Speakers at the conference, which will be at the City University of New York (CUNY) School of Law in Flushing, Queens, will include the head of the New York City Central Labor Council, the chair of the State Assembly Labor Committee, the head of the state's largest occupational medicine clinic, doctors who provided free medical examinations to hundreds of immigrant workers who became ill after doing cleanup work in the vicinity of the World Trade Center, and the heads of major immigrant organizing and labor safety and health organizations.

"There are many signs that our society is failing immigrant workers when it comes to safety and health protections," said New York City Central Labor Council President Brian McLaughlin, who will address the conference at 9:15 a.m. "We can see it in the headlines about scaffold and building collapses, we can see it in the finding that so many lower Manhattan cleanup workers are sick, and we can see it in the statistics.
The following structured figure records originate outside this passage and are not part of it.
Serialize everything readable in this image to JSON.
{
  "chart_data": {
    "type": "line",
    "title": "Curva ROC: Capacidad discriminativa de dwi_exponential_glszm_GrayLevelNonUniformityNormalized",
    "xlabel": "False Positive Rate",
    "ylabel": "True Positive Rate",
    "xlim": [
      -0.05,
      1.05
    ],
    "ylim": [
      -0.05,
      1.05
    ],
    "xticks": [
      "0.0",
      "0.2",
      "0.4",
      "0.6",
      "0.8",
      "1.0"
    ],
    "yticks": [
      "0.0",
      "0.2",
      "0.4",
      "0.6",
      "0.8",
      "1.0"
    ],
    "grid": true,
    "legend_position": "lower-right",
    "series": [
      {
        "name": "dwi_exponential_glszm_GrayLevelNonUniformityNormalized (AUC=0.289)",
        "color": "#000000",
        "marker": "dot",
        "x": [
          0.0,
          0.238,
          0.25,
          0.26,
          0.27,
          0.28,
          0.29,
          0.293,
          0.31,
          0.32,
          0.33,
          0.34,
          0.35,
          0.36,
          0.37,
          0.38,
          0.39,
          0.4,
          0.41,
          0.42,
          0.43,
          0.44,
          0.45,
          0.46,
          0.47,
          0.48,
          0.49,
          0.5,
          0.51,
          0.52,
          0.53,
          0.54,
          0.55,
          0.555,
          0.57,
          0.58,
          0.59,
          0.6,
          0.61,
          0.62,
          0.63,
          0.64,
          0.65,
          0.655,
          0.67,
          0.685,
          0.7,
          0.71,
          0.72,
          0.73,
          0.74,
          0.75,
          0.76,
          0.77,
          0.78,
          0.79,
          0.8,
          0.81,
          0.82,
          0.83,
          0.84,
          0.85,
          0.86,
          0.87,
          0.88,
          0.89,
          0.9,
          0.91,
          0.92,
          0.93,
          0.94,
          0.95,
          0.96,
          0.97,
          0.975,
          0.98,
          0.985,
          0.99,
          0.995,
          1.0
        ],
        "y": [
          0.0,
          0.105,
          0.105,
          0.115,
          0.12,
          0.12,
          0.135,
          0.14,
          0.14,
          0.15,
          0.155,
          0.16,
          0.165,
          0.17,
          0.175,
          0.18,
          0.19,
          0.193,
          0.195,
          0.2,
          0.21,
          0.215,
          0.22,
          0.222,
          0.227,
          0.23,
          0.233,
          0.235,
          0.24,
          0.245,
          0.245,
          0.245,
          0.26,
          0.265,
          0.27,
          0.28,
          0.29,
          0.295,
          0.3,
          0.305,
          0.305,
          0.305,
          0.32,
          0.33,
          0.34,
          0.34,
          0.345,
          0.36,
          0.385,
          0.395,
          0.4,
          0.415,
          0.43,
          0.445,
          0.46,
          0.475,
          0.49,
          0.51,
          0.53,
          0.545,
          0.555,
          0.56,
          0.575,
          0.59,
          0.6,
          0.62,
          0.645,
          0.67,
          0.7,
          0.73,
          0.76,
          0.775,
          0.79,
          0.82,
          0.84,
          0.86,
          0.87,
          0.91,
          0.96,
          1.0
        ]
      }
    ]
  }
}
We must do something to reverse this trend, and I see this conference as an important step in that direction."

The conference is sponsored by the New York Committee for Occupational Safety and Health (NYCOSH) and Workers' Employment Law Program at CUNY Law School in collaboration with the CUNY Coalition for Labor & Economic Justice, the City Central Labor Council, the New York State AFL-CIO and the New York Immigration Coalition.

The conference agenda includes the presentation of two medical studies. One is by Dr. Robin Herbert of Mt. Sinai, who will present "Overcoming Barriers to Workplace Safety and Health for Low-wage Immigrant Women in Queens." The Queens College-based Center for the Biology of Natural Systems, which with NYCOSH operated the famed "medical van" at Ground Zero, will report the results of tests performed on area workers.

There will be a panel discussion of various models of organizing around occupational safety and health issues, a discussion of the role of OSHA at the WTC site and workshops aimed at developing a plan of action to use the occupational health and safety laws, regulations and practices to help immigrant workers organize and protect themselves.

The conference will run from 9 a.m. to 5:30 p.m. Breakfast and lunch will be provided.

A complete conference agenda can be viewed on the Internet at www.nycosh.org/immigrant-worker-osh-conf.html.